Bystanders noted that the prisoner suddenly became inert and ceased to engage with his surroundings:
He was lifted on the bascule, where he lay for twenty-five awful seconds before the knife fell. Meanwhile he did not stir. When the head was severed from the body it was noticed that the blood did not spurt eight or nine feet, as it usually does in such cases. When the physicians examined the body they found the heart filled with congealed blood. It is supposed that when he looked at the guillotine and suddenly turned white his heart ceased to beat. He was dead before the knife touched him. He died from fear.
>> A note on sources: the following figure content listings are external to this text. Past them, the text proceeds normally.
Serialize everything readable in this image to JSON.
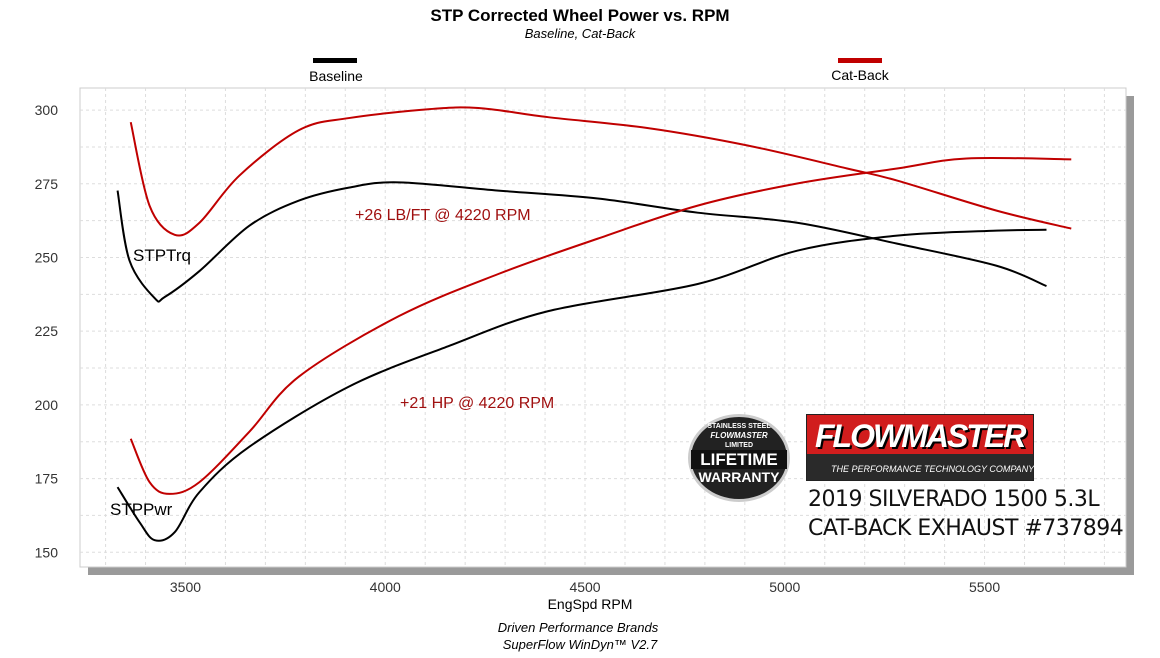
{
  "chart_data": {
    "type": "line",
    "title": "STP Corrected Wheel Power vs. RPM",
    "subtitle": "Baseline, Cat-Back",
    "xlabel": "EngSpd  RPM",
    "ylabel": "",
    "xlim": [
      3236,
      5854
    ],
    "ylim": [
      145,
      307.5
    ],
    "xticks": [
      3500,
      4000,
      4500,
      5000,
      5500
    ],
    "yticks": [
      150,
      175,
      200,
      225,
      250,
      275,
      300
    ],
    "grid": true,
    "legend": "top",
    "legend_entries": [
      {
        "name": "Baseline",
        "color": "#000000"
      },
      {
        "name": "Cat-Back",
        "color": "#c00000"
      }
    ],
    "curve_labels": {
      "torque": "STPTrq",
      "power": "STPPwr"
    },
    "annotations": [
      "+26 LB/FT @ 4220 RPM",
      "+21 HP @ 4220 RPM"
    ],
    "series": [
      {
        "name": "Cat-Back",
        "measure": "STPTrq",
        "color": "#c00000",
        "x": [
          3363,
          3410,
          3473,
          3535,
          3635,
          3784,
          3909,
          4108,
          4233,
          4408,
          4658,
          4907,
          5156,
          5281,
          5530,
          5717
        ],
        "y": [
          295.9,
          267.6,
          257.7,
          261.8,
          277.8,
          293.2,
          297.3,
          300.3,
          300.7,
          297.6,
          293.9,
          288,
          280.2,
          276.1,
          265.9,
          259.8
        ]
      },
      {
        "name": "Baseline",
        "measure": "STPTrq",
        "color": "#000000",
        "x": [
          3330,
          3360,
          3423,
          3448,
          3535,
          3660,
          3784,
          3909,
          4034,
          4283,
          4532,
          4782,
          5031,
          5281,
          5530,
          5655
        ],
        "y": [
          272.7,
          248.9,
          236.2,
          236.6,
          245.4,
          260.8,
          269.3,
          273.7,
          275.5,
          272.7,
          270,
          265.2,
          261.8,
          254.7,
          247.2,
          240.3
        ]
      },
      {
        "name": "Cat-Back",
        "measure": "STPPwr",
        "color": "#c00000",
        "x": [
          3363,
          3410,
          3460,
          3535,
          3660,
          3784,
          4034,
          4283,
          4532,
          4782,
          5031,
          5281,
          5455,
          5717
        ],
        "y": [
          188.5,
          173.8,
          169.8,
          173.8,
          190.9,
          209.6,
          230.1,
          244.4,
          256.4,
          267.6,
          275.1,
          280.2,
          283.6,
          283.3
        ]
      },
      {
        "name": "Baseline",
        "measure": "STPPwr",
        "color": "#000000",
        "x": [
          3330,
          3385,
          3423,
          3473,
          3535,
          3660,
          3909,
          4158,
          4408,
          4782,
          5031,
          5281,
          5530,
          5655
        ],
        "y": [
          172.1,
          160.2,
          154.1,
          156.8,
          170.4,
          185.8,
          206.2,
          219.9,
          231.8,
          241,
          252.3,
          257.4,
          259.1,
          259.4
        ]
      }
    ]
  },
  "footer": {
    "line1": "Driven Performance Brands",
    "line2": "SuperFlow WinDyn™  V2.7"
  },
  "branding": {
    "logo_name": "FLOWMASTER",
    "logo_tagline": "THE PERFORMANCE TECHNOLOGY COMPANY",
    "warranty_badge": [
      "STAINLESS STEEL",
      "FLOWMASTER",
      "LIMITED",
      "LIFETIME",
      "WARRANTY"
    ],
    "vehicle": "2019 SILVERADO 1500 5.3L",
    "product": "CAT-BACK EXHAUST #737894"
  }
}
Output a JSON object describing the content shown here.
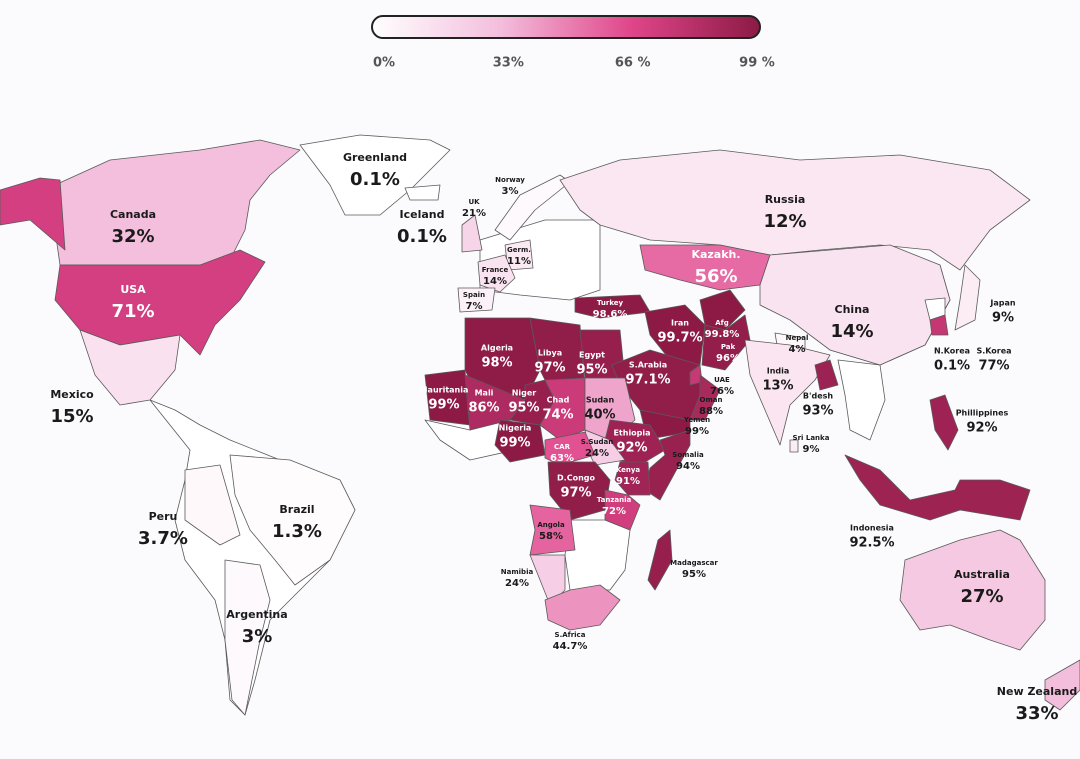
{
  "chart_data": {
    "type": "map",
    "categories": [
      "Greenland",
      "Norway",
      "UK",
      "Iceland",
      "Canada",
      "Russia",
      "Germ.",
      "France",
      "Kazakh.",
      "Spain",
      "Turkey",
      "USA",
      "Japan",
      "China",
      "Iran",
      "Afg",
      "Pak",
      "Nepal",
      "N.Korea",
      "S.Korea",
      "Algeria",
      "Libya",
      "Egypt",
      "S.Arabia",
      "India",
      "UAE",
      "Mauritania",
      "Mali",
      "Niger",
      "Chad",
      "Sudan",
      "B'desh",
      "Oman",
      "Mexico",
      "Phillippines",
      "Yemen",
      "Nigeria",
      "Ethiopia",
      "S.Sudan",
      "Sri Lanka",
      "CAR",
      "Somalia",
      "Kenya",
      "D.Congo",
      "Peru",
      "Brazil",
      "Tanzania",
      "Indonesia",
      "Angola",
      "Madagascar",
      "Namibia",
      "Australia",
      "Argentina",
      "S.Africa",
      "New Zealand"
    ],
    "values": [
      0.1,
      3,
      21,
      0.1,
      32,
      12,
      11,
      14,
      56,
      7,
      98.6,
      71,
      9,
      14,
      99.7,
      99.8,
      96,
      4,
      0.1,
      77,
      98,
      97,
      95,
      97.1,
      13,
      76,
      99,
      86,
      95,
      74,
      40,
      93,
      88,
      15,
      92,
      99,
      99,
      92,
      24,
      9,
      63,
      94,
      91,
      97,
      3.7,
      1.3,
      72,
      92.5,
      58,
      95,
      24,
      27,
      3,
      44.7,
      33
    ],
    "value_labels": [
      "0.1%",
      "3%",
      "21%",
      "0.1%",
      "32%",
      "12%",
      "11%",
      "14%",
      "56%",
      "7%",
      "98.6%",
      "71%",
      "9%",
      "14%",
      "99.7%",
      "99.8%",
      "96%",
      "4%",
      "0.1%",
      "77%",
      "98%",
      "97%",
      "95%",
      "97.1%",
      "13%",
      "76%",
      "99%",
      "86%",
      "95%",
      "74%",
      "40%",
      "93%",
      "88%",
      "15%",
      "92%",
      "99%",
      "99%",
      "92%",
      "24%",
      "9%",
      "63%",
      "94%",
      "91%",
      "97%",
      "3.7%",
      "1.3%",
      "72%",
      "92.5%",
      "58%",
      "95%",
      "24%",
      "27%",
      "3%",
      "44.7%",
      "33%"
    ],
    "colorscale": [
      "#ffffff",
      "#f3bddc",
      "#e0468a",
      "#8c1a45"
    ],
    "clim": [
      0,
      99
    ],
    "cticks": [
      {
        "value": 0,
        "label": "0%"
      },
      {
        "value": 33,
        "label": "33%"
      },
      {
        "value": 66,
        "label": "66 %"
      },
      {
        "value": 99,
        "label": "99 %"
      }
    ]
  }
}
Unlikely? Not necessarily. It is more than plausible that the ‘executed’ man was dead before the blade fell, but there is more than one possible cause. Stress commonly results in elevated blood pressure, and if the condemned man had an underlying condition such as atherosclerosis (hardened arteries) this might throw off a clot, causing a stroke or heart attack – and more or less instant death. The ‘congealed blood’ found in the heart seems to point to this conclusion.
But even if there was no preexisting pathology, it is not beyond the bounds of possibility that the unfortunate man was genuinely scared to death. In a paper published in 1954, the leading American cardiologist Samuel A. Levine reported the case of a 29-year-old woman who was prone to panic attacks and experienced frequent episodes of palpitations. She was thoroughly examined and found to be in perfect health – her heart was normal and she had no underlying conditions. After an exhaustive series of tests, Levine discovered something strange: if she became stressed or emotional, her heart developed an abnormally fast rhythm known as ventricular tachycardia. VT is dangerous, as it can evolve spontaneously into ventricular fibrillation, in which the heart muscle quivers in an uncoordinated fashion, rapidly causing death unless uncorrected by a defibrillator. Levine suggested that this is a plausible mechanism for ‘death by fright’ – the emotional response causes a rapid heart rhythm which degenerates into ventricular fibrillation, causing immediate and total cessation of the circulation.
Sixty years later this phenomenon is much better understood – we know now far more about the complex relationship between the brain and the heart, and the fact that major neurological events can result in catastrophic harm to the latter organ. In an article published in 2007 (which you can read here), the cardiologist Martin A. Samuels shows how many types of sudden death – including death from fright, and ‘voodoo killings’ – can be explained by emotional states and their influence on the body.